Eventually, they brought him down. For the first time in his career he was sacked, after which he was turned down for jobs he would previously consider beneath him. He moved out of the family home, for a while living in a squat and meeting his children once a week in the garden of his favourite pub. In the spring 1992 he collapsed. Doctors discovered his pancreas to be so badly diseased most of it had to be removed. He suffered cardiac arrest, collapsed lungs and kidney failure. Twice his family were called to his bedside and told to prepare for the worst.

Yet he recovered, became head chef at Burlington's in London, then opened his own restaurant. He no longer drank or took drugs, although recurrent bouts of pancreatitis eventually forced him to retire. Adams, meanwhile, had spent £200,000 of his own money to set up Sporting Chance, which he originally ran from a single rented room near Victoria Station. The clinic expanded when Adams, whose own alcohol problems were well publicised, won funding from the Professional Footballers' Association.

When Kay became involved he drew on his own experiences to help the clients Adams brought to him. A tall, charismatic man with blond hair and strikingly blue eyes, he believed that shouting achieved nothing and concentrated instead on persuading his patients to draw strength from their good qualities, which he felt made them more likely to listen to advice on correcting their more destructive characteristics. He told footballers to step outside the macho world in which they lived and release their intellect. Joey Barton said that Kay "never lost faith in me, suggesting things but not telling me. He got me to use my brain and read, engage in debate about achievement and the psychology of men."
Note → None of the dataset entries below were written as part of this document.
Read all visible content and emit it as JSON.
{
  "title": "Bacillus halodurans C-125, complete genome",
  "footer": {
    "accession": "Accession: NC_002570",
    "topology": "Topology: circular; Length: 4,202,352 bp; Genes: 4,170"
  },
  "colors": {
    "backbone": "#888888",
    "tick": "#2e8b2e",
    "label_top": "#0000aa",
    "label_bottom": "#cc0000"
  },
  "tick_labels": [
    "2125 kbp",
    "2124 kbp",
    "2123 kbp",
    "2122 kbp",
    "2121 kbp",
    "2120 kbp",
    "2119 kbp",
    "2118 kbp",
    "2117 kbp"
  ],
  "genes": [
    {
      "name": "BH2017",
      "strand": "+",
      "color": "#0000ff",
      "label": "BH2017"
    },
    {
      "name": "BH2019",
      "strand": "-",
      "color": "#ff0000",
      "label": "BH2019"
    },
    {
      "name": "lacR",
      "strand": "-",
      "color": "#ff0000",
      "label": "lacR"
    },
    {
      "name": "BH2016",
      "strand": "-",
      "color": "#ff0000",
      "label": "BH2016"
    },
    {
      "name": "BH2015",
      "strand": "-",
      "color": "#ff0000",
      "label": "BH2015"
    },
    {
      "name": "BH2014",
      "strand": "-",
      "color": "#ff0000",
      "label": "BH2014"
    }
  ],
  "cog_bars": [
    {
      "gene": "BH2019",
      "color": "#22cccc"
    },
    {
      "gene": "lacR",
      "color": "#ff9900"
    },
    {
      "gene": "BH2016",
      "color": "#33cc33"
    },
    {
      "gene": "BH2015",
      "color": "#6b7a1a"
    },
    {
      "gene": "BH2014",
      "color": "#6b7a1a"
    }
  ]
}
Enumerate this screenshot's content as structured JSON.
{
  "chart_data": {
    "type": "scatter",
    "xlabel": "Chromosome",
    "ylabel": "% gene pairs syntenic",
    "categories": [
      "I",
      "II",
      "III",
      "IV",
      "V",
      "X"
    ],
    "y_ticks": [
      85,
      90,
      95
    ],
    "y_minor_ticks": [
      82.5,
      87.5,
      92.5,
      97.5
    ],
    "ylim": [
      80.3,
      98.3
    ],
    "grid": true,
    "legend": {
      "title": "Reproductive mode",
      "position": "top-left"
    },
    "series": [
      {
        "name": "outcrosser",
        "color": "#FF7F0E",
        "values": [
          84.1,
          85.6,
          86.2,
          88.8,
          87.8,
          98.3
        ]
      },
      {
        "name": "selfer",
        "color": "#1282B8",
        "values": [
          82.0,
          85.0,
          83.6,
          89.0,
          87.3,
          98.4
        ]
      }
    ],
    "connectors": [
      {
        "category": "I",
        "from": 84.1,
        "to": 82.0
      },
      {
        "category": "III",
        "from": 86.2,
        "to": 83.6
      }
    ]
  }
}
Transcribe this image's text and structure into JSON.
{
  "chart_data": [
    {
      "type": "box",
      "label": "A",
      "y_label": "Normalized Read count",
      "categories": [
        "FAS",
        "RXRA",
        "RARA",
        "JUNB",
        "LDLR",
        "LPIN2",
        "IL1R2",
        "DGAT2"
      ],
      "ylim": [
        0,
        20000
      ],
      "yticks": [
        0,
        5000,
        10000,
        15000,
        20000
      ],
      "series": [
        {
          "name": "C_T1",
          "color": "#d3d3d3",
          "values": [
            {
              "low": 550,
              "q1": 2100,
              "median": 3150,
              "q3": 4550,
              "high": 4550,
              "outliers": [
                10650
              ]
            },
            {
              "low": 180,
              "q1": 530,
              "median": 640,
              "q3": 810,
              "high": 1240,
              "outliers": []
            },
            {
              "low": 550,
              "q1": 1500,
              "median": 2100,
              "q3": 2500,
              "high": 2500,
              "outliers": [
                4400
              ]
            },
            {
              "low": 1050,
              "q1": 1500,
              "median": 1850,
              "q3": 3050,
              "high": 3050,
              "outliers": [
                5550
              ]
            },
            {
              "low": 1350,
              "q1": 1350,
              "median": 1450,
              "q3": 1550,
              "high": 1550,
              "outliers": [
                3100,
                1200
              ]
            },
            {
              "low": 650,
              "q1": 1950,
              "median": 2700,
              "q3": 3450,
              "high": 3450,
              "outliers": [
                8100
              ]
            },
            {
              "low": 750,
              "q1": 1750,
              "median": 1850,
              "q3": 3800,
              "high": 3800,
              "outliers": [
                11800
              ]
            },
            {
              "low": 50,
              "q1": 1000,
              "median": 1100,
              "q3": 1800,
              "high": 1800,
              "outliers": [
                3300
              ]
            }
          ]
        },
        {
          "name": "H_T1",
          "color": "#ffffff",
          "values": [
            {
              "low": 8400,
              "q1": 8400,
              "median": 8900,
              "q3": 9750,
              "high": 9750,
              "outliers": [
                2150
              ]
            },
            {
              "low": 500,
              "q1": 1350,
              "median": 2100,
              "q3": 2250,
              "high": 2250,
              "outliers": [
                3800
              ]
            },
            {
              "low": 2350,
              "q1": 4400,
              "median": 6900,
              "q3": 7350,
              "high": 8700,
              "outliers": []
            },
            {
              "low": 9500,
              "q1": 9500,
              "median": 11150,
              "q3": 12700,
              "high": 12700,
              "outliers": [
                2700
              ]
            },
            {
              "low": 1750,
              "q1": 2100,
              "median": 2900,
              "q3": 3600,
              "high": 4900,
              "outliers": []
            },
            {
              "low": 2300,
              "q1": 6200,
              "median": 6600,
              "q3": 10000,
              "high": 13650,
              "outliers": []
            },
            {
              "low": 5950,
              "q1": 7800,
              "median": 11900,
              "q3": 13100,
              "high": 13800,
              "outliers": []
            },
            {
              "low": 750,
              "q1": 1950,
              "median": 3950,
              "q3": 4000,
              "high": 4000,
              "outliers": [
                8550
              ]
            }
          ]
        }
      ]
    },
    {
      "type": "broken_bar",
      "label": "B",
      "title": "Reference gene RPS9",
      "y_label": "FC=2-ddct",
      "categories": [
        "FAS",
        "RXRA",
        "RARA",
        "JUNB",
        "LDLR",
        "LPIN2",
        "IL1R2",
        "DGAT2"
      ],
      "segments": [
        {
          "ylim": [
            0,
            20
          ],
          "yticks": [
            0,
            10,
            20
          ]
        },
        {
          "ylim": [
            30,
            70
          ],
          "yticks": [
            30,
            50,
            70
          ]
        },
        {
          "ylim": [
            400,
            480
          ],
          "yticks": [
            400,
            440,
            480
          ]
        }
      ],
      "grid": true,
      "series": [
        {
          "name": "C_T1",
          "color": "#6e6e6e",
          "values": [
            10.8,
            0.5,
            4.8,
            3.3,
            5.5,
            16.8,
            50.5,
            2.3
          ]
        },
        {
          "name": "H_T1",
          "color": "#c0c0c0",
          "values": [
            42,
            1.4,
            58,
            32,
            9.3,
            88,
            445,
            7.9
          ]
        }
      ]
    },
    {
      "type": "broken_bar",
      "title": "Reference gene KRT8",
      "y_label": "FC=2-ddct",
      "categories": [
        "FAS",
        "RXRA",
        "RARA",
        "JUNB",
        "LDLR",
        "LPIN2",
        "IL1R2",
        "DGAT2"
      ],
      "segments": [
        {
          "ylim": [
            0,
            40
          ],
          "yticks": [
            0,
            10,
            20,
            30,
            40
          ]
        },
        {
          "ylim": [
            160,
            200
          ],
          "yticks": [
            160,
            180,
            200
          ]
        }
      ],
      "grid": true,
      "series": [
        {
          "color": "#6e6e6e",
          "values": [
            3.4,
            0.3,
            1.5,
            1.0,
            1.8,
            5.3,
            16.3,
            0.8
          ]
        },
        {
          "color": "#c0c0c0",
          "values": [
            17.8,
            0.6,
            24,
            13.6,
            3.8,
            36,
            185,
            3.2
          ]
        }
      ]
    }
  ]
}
Failing health forced Kay to step aside from the day-to-day running of Sporting Chance in 2012, but not before he had established an education programme for the Premier League academies and organised up to 100 seminars a year, helping tackle dependencies on gambling, alcohol and drugs. Kay, who also worked alongside chefs Jamie Oliver and Heston Blumenthal at Hospitality Action's Ark Foundation, a charity that deals with alcohol and drugs dependency in the catering industry, was married for a second time, to Melissa, but also divorced for a second time. He is survived by his daughters, Naomi, Francesca and Harriet.

Peter Kay, chef, and addictions counsellor: born Ankara, Turkey 14 May 1961; married firstly Sharon (marriage dissolved; three daughters), secondly Mellisa (marriage dissolved); died 16 September 2013.